The book is on the table

Meu último post nesta seção foi no dia 12 de dezembro do ano passado. Lá se foram quase cinco meses e a impressão que dá é que não li nesses meses. Ledo engano. Pode faltar tudo na vida. Arroz, feijão e pão. Só não quero que me falte a danada da cachaça literária. Isso nunca.


Apenas para registrar, quando viajei no final do ano, levei comigo seis novos livros e os devorei em pouco menos de 15 dias. Depois, de janeiro para cá, devo ter comprado, por cima, uns 25 novos livros. Eu havia reservado esses livros novos, já lidos, para resenhá-los na seção.


Mas, na mudança de apartamento, misturei novos recém-lidos com outros, novos e velhos, mais remotamente lidos. E fiquei sem referência porque, confesso, me deu preguiça procurar livro por livro em ordem cronológica (tenho o estranho costume de colocar a data de aquisição na primeira página e fazer comentários codificados aos quais somente eu tenho acesso).

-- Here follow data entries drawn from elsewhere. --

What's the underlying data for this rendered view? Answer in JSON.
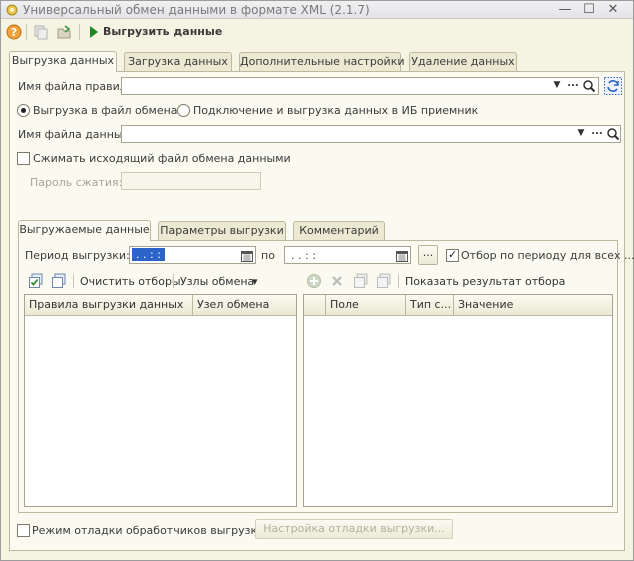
{
  "window": {
    "title": "Универсальный обмен данными в формате XML (2.1.7)",
    "minimize": "—",
    "maximize": "☐",
    "close": "✕"
  },
  "toolbar": {
    "export_label": "Выгрузить данные"
  },
  "main_tabs": [
    "Выгрузка данных",
    "Загрузка данных",
    "Дополнительные настройки",
    "Удаление данных"
  ],
  "export": {
    "rules_file_label": "Имя файла правил:",
    "rules_file_value": "",
    "radio_file": "Выгрузка в файл обмена",
    "radio_ib": "Подключение и выгрузка данных в ИБ приемник",
    "data_file_label": "Имя файла данных:",
    "data_file_value": "",
    "compress_label": "Сжимать исходящий файл обмена данными",
    "password_label": "Пароль сжатия:",
    "password_value": ""
  },
  "sub_tabs": [
    "Выгружаемые данные",
    "Параметры выгрузки",
    "Комментарий"
  ],
  "period": {
    "label": "Период выгрузки:",
    "from_value": ". .   : :",
    "to_label": "по",
    "to_value": ". .   : :",
    "filter_label": "Отбор по периоду для всех ..."
  },
  "left_toolbar": {
    "clear_filters": "Очистить отборы",
    "exchange_nodes": "Узлы обмена"
  },
  "right_toolbar": {
    "show_result": "Показать результат отбора"
  },
  "left_grid": {
    "columns": [
      "Правила выгрузки данных",
      "Узел обмена"
    ]
  },
  "right_grid": {
    "columns": [
      "Поле",
      "Тип с...",
      "Значение"
    ]
  },
  "footer": {
    "debug_label": "Режим отладки обработчиков выгрузки",
    "debug_button": "Настройка отладки выгрузки..."
  },
  "icons": {
    "choice": "▼",
    "dots": "...",
    "dropdown_caret": "▾",
    "check": "✓"
  },
  "colors": {
    "window_bg": "#f5f3e1",
    "panel_bg": "#fbfaf0",
    "selection": "#2c63c7",
    "play_green": "#1f8a1f"
  }
}
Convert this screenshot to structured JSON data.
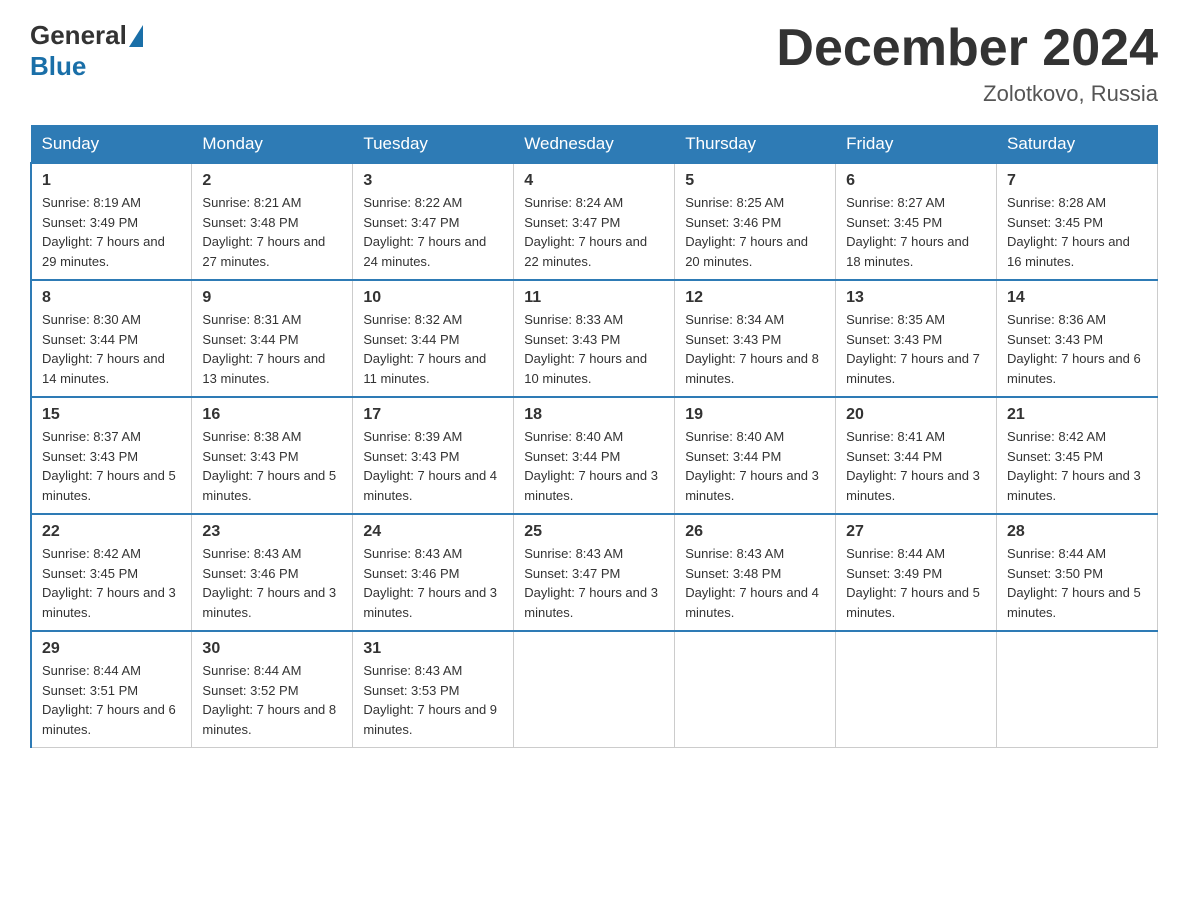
{
  "header": {
    "logo_general": "General",
    "logo_blue": "Blue",
    "month_title": "December 2024",
    "location": "Zolotkovo, Russia"
  },
  "days_of_week": [
    "Sunday",
    "Monday",
    "Tuesday",
    "Wednesday",
    "Thursday",
    "Friday",
    "Saturday"
  ],
  "weeks": [
    [
      {
        "day": "1",
        "sunrise": "8:19 AM",
        "sunset": "3:49 PM",
        "daylight": "7 hours and 29 minutes."
      },
      {
        "day": "2",
        "sunrise": "8:21 AM",
        "sunset": "3:48 PM",
        "daylight": "7 hours and 27 minutes."
      },
      {
        "day": "3",
        "sunrise": "8:22 AM",
        "sunset": "3:47 PM",
        "daylight": "7 hours and 24 minutes."
      },
      {
        "day": "4",
        "sunrise": "8:24 AM",
        "sunset": "3:47 PM",
        "daylight": "7 hours and 22 minutes."
      },
      {
        "day": "5",
        "sunrise": "8:25 AM",
        "sunset": "3:46 PM",
        "daylight": "7 hours and 20 minutes."
      },
      {
        "day": "6",
        "sunrise": "8:27 AM",
        "sunset": "3:45 PM",
        "daylight": "7 hours and 18 minutes."
      },
      {
        "day": "7",
        "sunrise": "8:28 AM",
        "sunset": "3:45 PM",
        "daylight": "7 hours and 16 minutes."
      }
    ],
    [
      {
        "day": "8",
        "sunrise": "8:30 AM",
        "sunset": "3:44 PM",
        "daylight": "7 hours and 14 minutes."
      },
      {
        "day": "9",
        "sunrise": "8:31 AM",
        "sunset": "3:44 PM",
        "daylight": "7 hours and 13 minutes."
      },
      {
        "day": "10",
        "sunrise": "8:32 AM",
        "sunset": "3:44 PM",
        "daylight": "7 hours and 11 minutes."
      },
      {
        "day": "11",
        "sunrise": "8:33 AM",
        "sunset": "3:43 PM",
        "daylight": "7 hours and 10 minutes."
      },
      {
        "day": "12",
        "sunrise": "8:34 AM",
        "sunset": "3:43 PM",
        "daylight": "7 hours and 8 minutes."
      },
      {
        "day": "13",
        "sunrise": "8:35 AM",
        "sunset": "3:43 PM",
        "daylight": "7 hours and 7 minutes."
      },
      {
        "day": "14",
        "sunrise": "8:36 AM",
        "sunset": "3:43 PM",
        "daylight": "7 hours and 6 minutes."
      }
    ],
    [
      {
        "day": "15",
        "sunrise": "8:37 AM",
        "sunset": "3:43 PM",
        "daylight": "7 hours and 5 minutes."
      },
      {
        "day": "16",
        "sunrise": "8:38 AM",
        "sunset": "3:43 PM",
        "daylight": "7 hours and 5 minutes."
      },
      {
        "day": "17",
        "sunrise": "8:39 AM",
        "sunset": "3:43 PM",
        "daylight": "7 hours and 4 minutes."
      },
      {
        "day": "18",
        "sunrise": "8:40 AM",
        "sunset": "3:44 PM",
        "daylight": "7 hours and 3 minutes."
      },
      {
        "day": "19",
        "sunrise": "8:40 AM",
        "sunset": "3:44 PM",
        "daylight": "7 hours and 3 minutes."
      },
      {
        "day": "20",
        "sunrise": "8:41 AM",
        "sunset": "3:44 PM",
        "daylight": "7 hours and 3 minutes."
      },
      {
        "day": "21",
        "sunrise": "8:42 AM",
        "sunset": "3:45 PM",
        "daylight": "7 hours and 3 minutes."
      }
    ],
    [
      {
        "day": "22",
        "sunrise": "8:42 AM",
        "sunset": "3:45 PM",
        "daylight": "7 hours and 3 minutes."
      },
      {
        "day": "23",
        "sunrise": "8:43 AM",
        "sunset": "3:46 PM",
        "daylight": "7 hours and 3 minutes."
      },
      {
        "day": "24",
        "sunrise": "8:43 AM",
        "sunset": "3:46 PM",
        "daylight": "7 hours and 3 minutes."
      },
      {
        "day": "25",
        "sunrise": "8:43 AM",
        "sunset": "3:47 PM",
        "daylight": "7 hours and 3 minutes."
      },
      {
        "day": "26",
        "sunrise": "8:43 AM",
        "sunset": "3:48 PM",
        "daylight": "7 hours and 4 minutes."
      },
      {
        "day": "27",
        "sunrise": "8:44 AM",
        "sunset": "3:49 PM",
        "daylight": "7 hours and 5 minutes."
      },
      {
        "day": "28",
        "sunrise": "8:44 AM",
        "sunset": "3:50 PM",
        "daylight": "7 hours and 5 minutes."
      }
    ],
    [
      {
        "day": "29",
        "sunrise": "8:44 AM",
        "sunset": "3:51 PM",
        "daylight": "7 hours and 6 minutes."
      },
      {
        "day": "30",
        "sunrise": "8:44 AM",
        "sunset": "3:52 PM",
        "daylight": "7 hours and 8 minutes."
      },
      {
        "day": "31",
        "sunrise": "8:43 AM",
        "sunset": "3:53 PM",
        "daylight": "7 hours and 9 minutes."
      },
      null,
      null,
      null,
      null
    ]
  ]
}
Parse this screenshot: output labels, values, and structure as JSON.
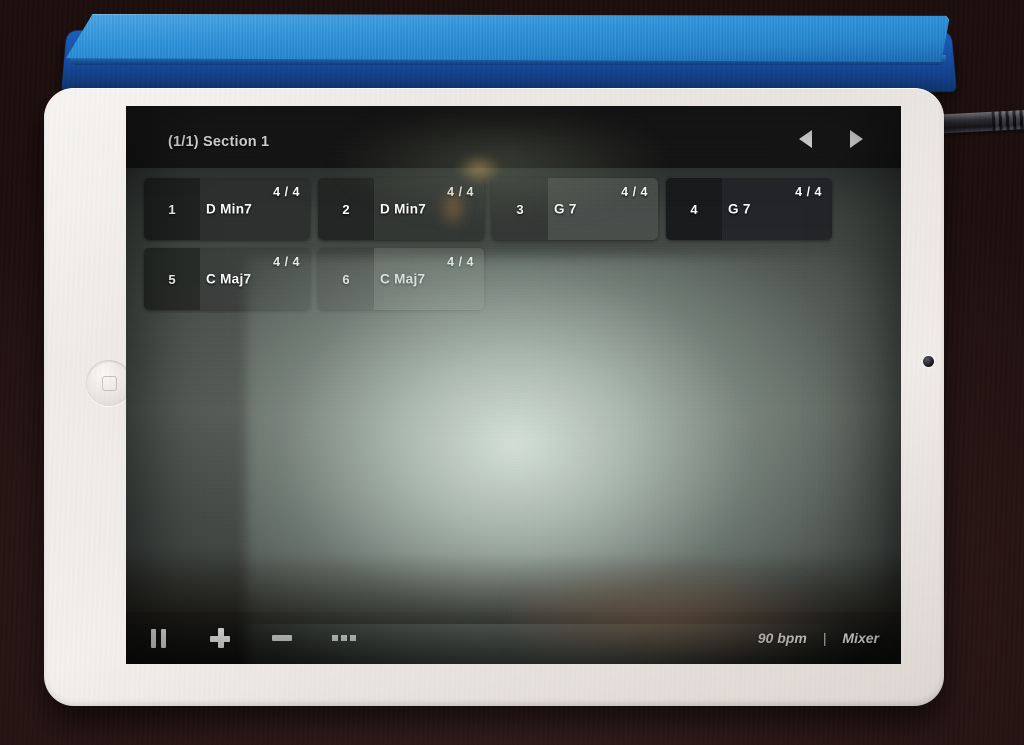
{
  "device": {
    "name": "iPad mini (white)",
    "cover_color": "#2f95de",
    "body_color": "#f0ebe7",
    "home_button": "home-button",
    "camera": "front-camera",
    "cable": "headphone-cable"
  },
  "app": {
    "topbar": {
      "title": "(1/1) Section 1",
      "prev_label": "◀",
      "next_label": "▶"
    },
    "chart": {
      "columns_per_row": 4,
      "cells": [
        {
          "number": "1",
          "chord": "D Min7",
          "time_signature": "4 / 4"
        },
        {
          "number": "2",
          "chord": "D Min7",
          "time_signature": "4 / 4"
        },
        {
          "number": "3",
          "chord": "G 7",
          "time_signature": "4 / 4"
        },
        {
          "number": "4",
          "chord": "G 7",
          "time_signature": "4 / 4"
        },
        {
          "number": "5",
          "chord": "C Maj7",
          "time_signature": "4 / 4"
        },
        {
          "number": "6",
          "chord": "C Maj7",
          "time_signature": "4 / 4"
        }
      ]
    },
    "bottombar": {
      "pause_label": "pause",
      "add_label": "add",
      "remove_label": "remove",
      "more_label": "more",
      "tempo": "90 bpm",
      "separator": "|",
      "mixer": "Mixer"
    }
  },
  "colors": {
    "screen_bg": "#0e0e0e",
    "cell_bg": "#2e302f",
    "text": "#ffffff",
    "glare": "#e1eee4",
    "desk": "#2a1715"
  }
}
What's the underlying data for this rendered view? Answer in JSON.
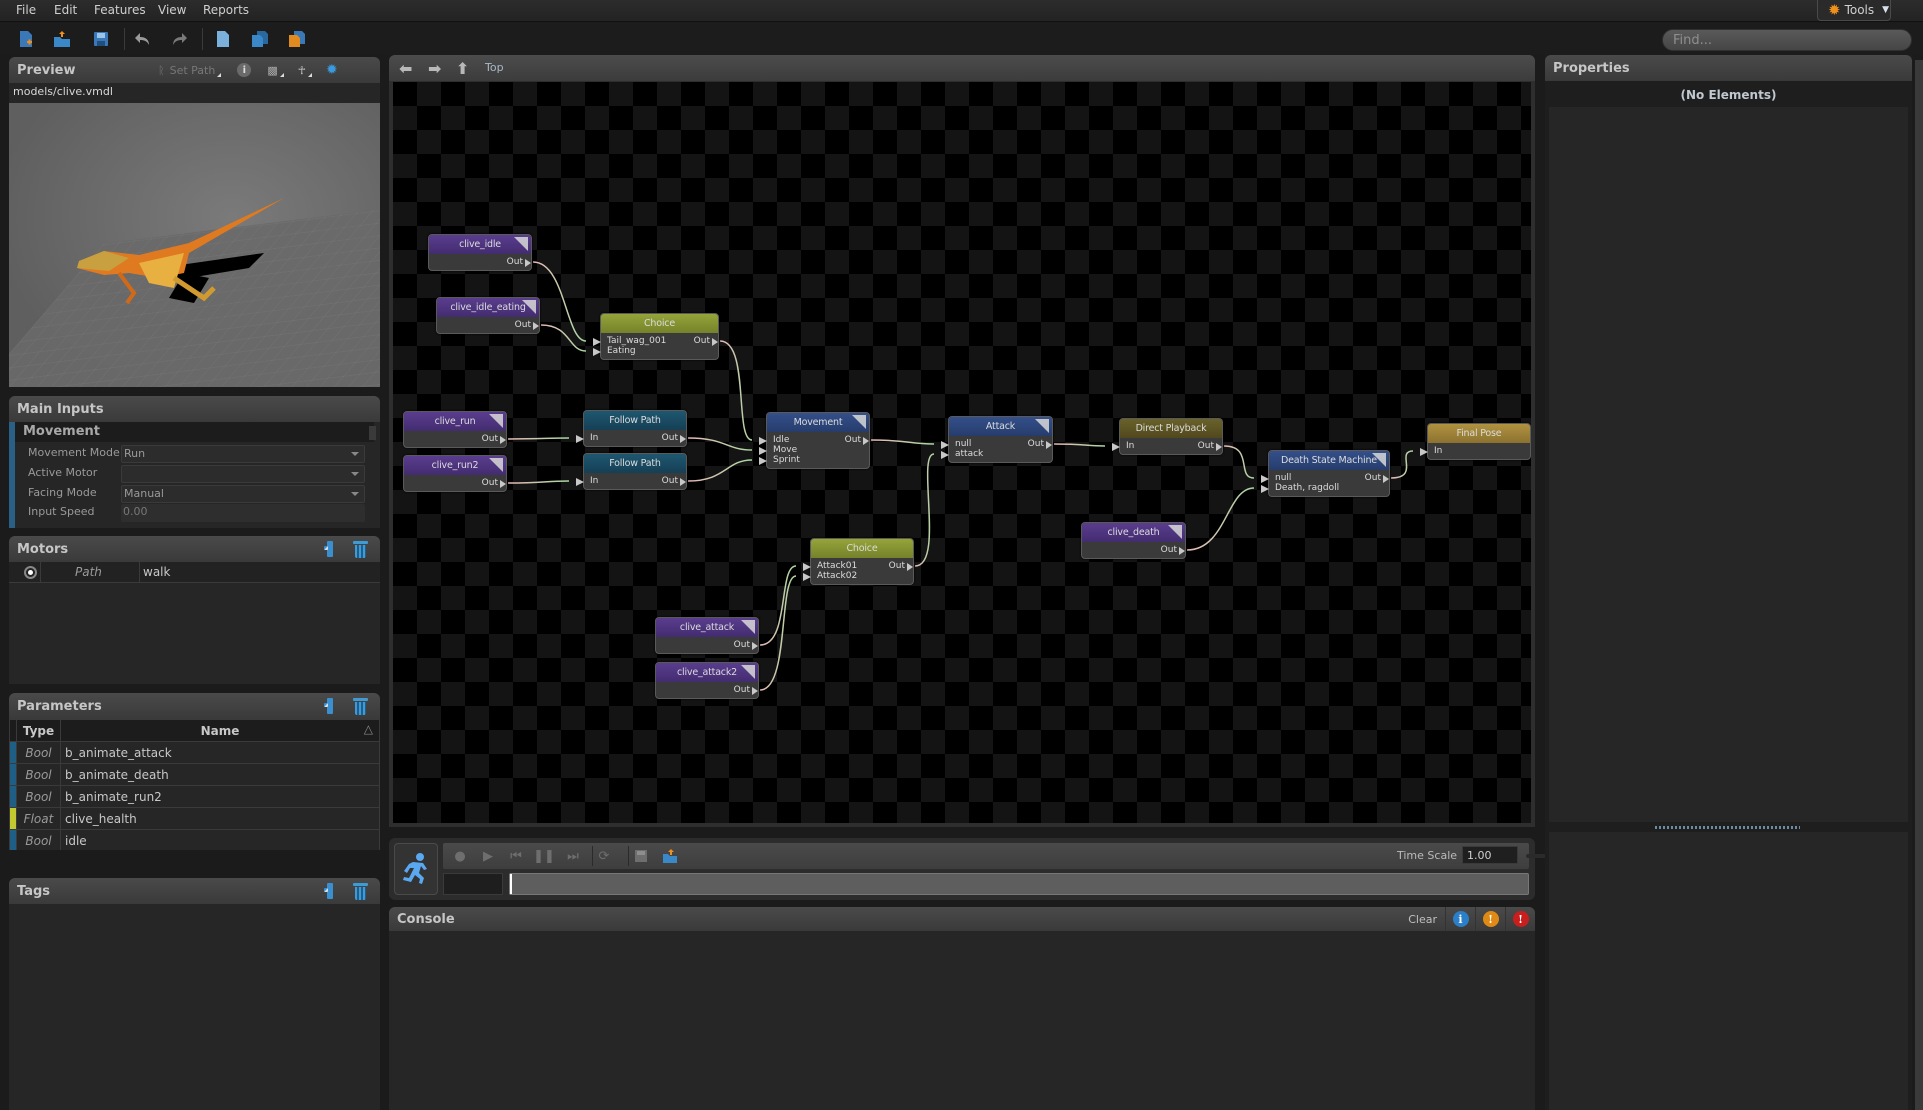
{
  "menu": [
    "File",
    "Edit",
    "Features",
    "View",
    "Reports"
  ],
  "tools_label": "Tools",
  "find_placeholder": "Find...",
  "toolbar_icons": [
    "new-file-icon",
    "open-folder-icon",
    "save-icon",
    "undo-icon",
    "redo-icon",
    "document-icon",
    "copy-documents-icon",
    "orange-documents-icon"
  ],
  "preview": {
    "title": "Preview",
    "set_path": "Set Path",
    "model_path": "models/clive.vmdl"
  },
  "main_inputs": {
    "title": "Main Inputs",
    "group": "Movement",
    "rows": [
      {
        "label": "Movement Mode",
        "value": "Run",
        "dropdown": true
      },
      {
        "label": "Active Motor",
        "value": "",
        "dropdown": true
      },
      {
        "label": "Facing Mode",
        "value": "Manual",
        "dropdown": true
      },
      {
        "label": "Input Speed",
        "value": "0.00",
        "dropdown": false
      }
    ]
  },
  "motors": {
    "title": "Motors",
    "rows": [
      {
        "type": "Path",
        "name": "walk"
      }
    ]
  },
  "parameters": {
    "title": "Parameters",
    "columns": [
      "Type",
      "Name"
    ],
    "rows": [
      {
        "type": "Bool",
        "name": "b_animate_attack",
        "color": "#1f5f86"
      },
      {
        "type": "Bool",
        "name": "b_animate_death",
        "color": "#1f5f86"
      },
      {
        "type": "Bool",
        "name": "b_animate_run2",
        "color": "#1f5f86"
      },
      {
        "type": "Float",
        "name": "clive_health",
        "color": "#c4c830"
      },
      {
        "type": "Bool",
        "name": "idle",
        "color": "#1f5f86"
      }
    ]
  },
  "tags": {
    "title": "Tags"
  },
  "graph": {
    "breadcrumb": "Top",
    "nodes": [
      {
        "id": "clive_idle",
        "title": "clive_idle",
        "style": "purple",
        "corner": true,
        "inputs": [],
        "outputs": [
          "Out"
        ]
      },
      {
        "id": "clive_idle_eating",
        "title": "clive_idle_eating",
        "style": "purple",
        "corner": true,
        "inputs": [],
        "outputs": [
          "Out"
        ]
      },
      {
        "id": "choice1",
        "title": "Choice",
        "style": "olive",
        "corner": false,
        "inputs": [
          "Tail_wag_001",
          "Eating"
        ],
        "outputs": [
          "Out"
        ]
      },
      {
        "id": "clive_run",
        "title": "clive_run",
        "style": "purple",
        "corner": true,
        "inputs": [],
        "outputs": [
          "Out"
        ]
      },
      {
        "id": "clive_run2",
        "title": "clive_run2",
        "style": "purple",
        "corner": true,
        "inputs": [],
        "outputs": [
          "Out"
        ]
      },
      {
        "id": "follow1",
        "title": "Follow Path",
        "style": "teal",
        "corner": false,
        "inputs": [
          "In"
        ],
        "outputs": [
          "Out"
        ]
      },
      {
        "id": "follow2",
        "title": "Follow Path",
        "style": "teal",
        "corner": false,
        "inputs": [
          "In"
        ],
        "outputs": [
          "Out"
        ]
      },
      {
        "id": "movement",
        "title": "Movement",
        "style": "navy",
        "corner": true,
        "inputs": [
          "Idle",
          "Move",
          "Sprint"
        ],
        "outputs": [
          "Out"
        ]
      },
      {
        "id": "attack",
        "title": "Attack",
        "style": "navy",
        "corner": true,
        "inputs": [
          "null",
          "attack"
        ],
        "outputs": [
          "Out"
        ]
      },
      {
        "id": "direct",
        "title": "Direct Playback",
        "style": "brownolive",
        "corner": false,
        "inputs": [
          "In"
        ],
        "outputs": [
          "Out"
        ]
      },
      {
        "id": "deathsm",
        "title": "Death State Machine",
        "style": "navy",
        "corner": true,
        "inputs": [
          "null",
          "Death, ragdoll"
        ],
        "outputs": [
          "Out"
        ]
      },
      {
        "id": "finalpose",
        "title": "Final Pose",
        "style": "gold",
        "corner": false,
        "inputs": [
          "In"
        ],
        "outputs": []
      },
      {
        "id": "clive_death",
        "title": "clive_death",
        "style": "purple",
        "corner": true,
        "inputs": [],
        "outputs": [
          "Out"
        ]
      },
      {
        "id": "choice2",
        "title": "Choice",
        "style": "olive",
        "corner": false,
        "inputs": [
          "Attack01",
          "Attack02"
        ],
        "outputs": [
          "Out"
        ]
      },
      {
        "id": "clive_attack",
        "title": "clive_attack",
        "style": "purple",
        "corner": true,
        "inputs": [],
        "outputs": [
          "Out"
        ]
      },
      {
        "id": "clive_attack2",
        "title": "clive_attack2",
        "style": "purple",
        "corner": true,
        "inputs": [],
        "outputs": [
          "Out"
        ]
      }
    ],
    "connections": [
      [
        "clive_idle",
        0,
        "choice1",
        0
      ],
      [
        "clive_idle_eating",
        0,
        "choice1",
        1
      ],
      [
        "choice1",
        0,
        "movement",
        0
      ],
      [
        "clive_run",
        0,
        "follow1",
        0
      ],
      [
        "clive_run2",
        0,
        "follow2",
        0
      ],
      [
        "follow1",
        0,
        "movement",
        1
      ],
      [
        "follow2",
        0,
        "movement",
        2
      ],
      [
        "movement",
        0,
        "attack",
        0
      ],
      [
        "choice2",
        0,
        "attack",
        1
      ],
      [
        "clive_attack",
        0,
        "choice2",
        0
      ],
      [
        "clive_attack2",
        0,
        "choice2",
        1
      ],
      [
        "attack",
        0,
        "direct",
        0
      ],
      [
        "direct",
        0,
        "deathsm",
        0
      ],
      [
        "clive_death",
        0,
        "deathsm",
        1
      ],
      [
        "deathsm",
        0,
        "finalpose",
        0
      ]
    ]
  },
  "playback": {
    "time_scale_label": "Time Scale",
    "time_scale_value": "1.00",
    "time_scale_slider": 0.5,
    "frame_value": ""
  },
  "console": {
    "title": "Console",
    "clear_label": "Clear",
    "colors": {
      "info": "#2a7fc8",
      "warning": "#e08a16",
      "error": "#c81e1e"
    }
  },
  "properties": {
    "title": "Properties",
    "empty_text": "(No Elements)"
  }
}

Mas não posso deixar de registrar ao menos dois dessas quase três dezenas de livros. Um era um clássico e eu nem sabia. E adoro o prazer que a literatura me dá de me introduzir o novo, sendo o novo um clássico que eu desconhecia. E adoro também o novo, que, por forte teor literário, nasce clássico, numa heterodoxia que apenas a literatura, no meu entendimento, consegue operar.


O clássico ao qual me refiro são os "Contos Completos" - Flannery O'Connor - editora CosacNaify - 715 páginas. Veja a data da aquisição: dia 6 de fevereiro deste ano, dia em que eu estava simultaneamente desalentado e animado. Desalento por decursos da vida que, de vez em quando, nos atira ao relento e lá nos deixa, a sofrer as intempéries de céus e infernos. Animado porque, como se eu fosse um peixe, fui içado daquele pontual poço e trazido à superfície para me equilibrar novamente. Um mês depois, eu mudaria de apartamento. E, dois meses depois, eu mudaria do trabalho em casa, na versão freelancer, para o trabalho da redação, de volta ao convívio dos demais mortais. Céus e terras mudaram, portanto.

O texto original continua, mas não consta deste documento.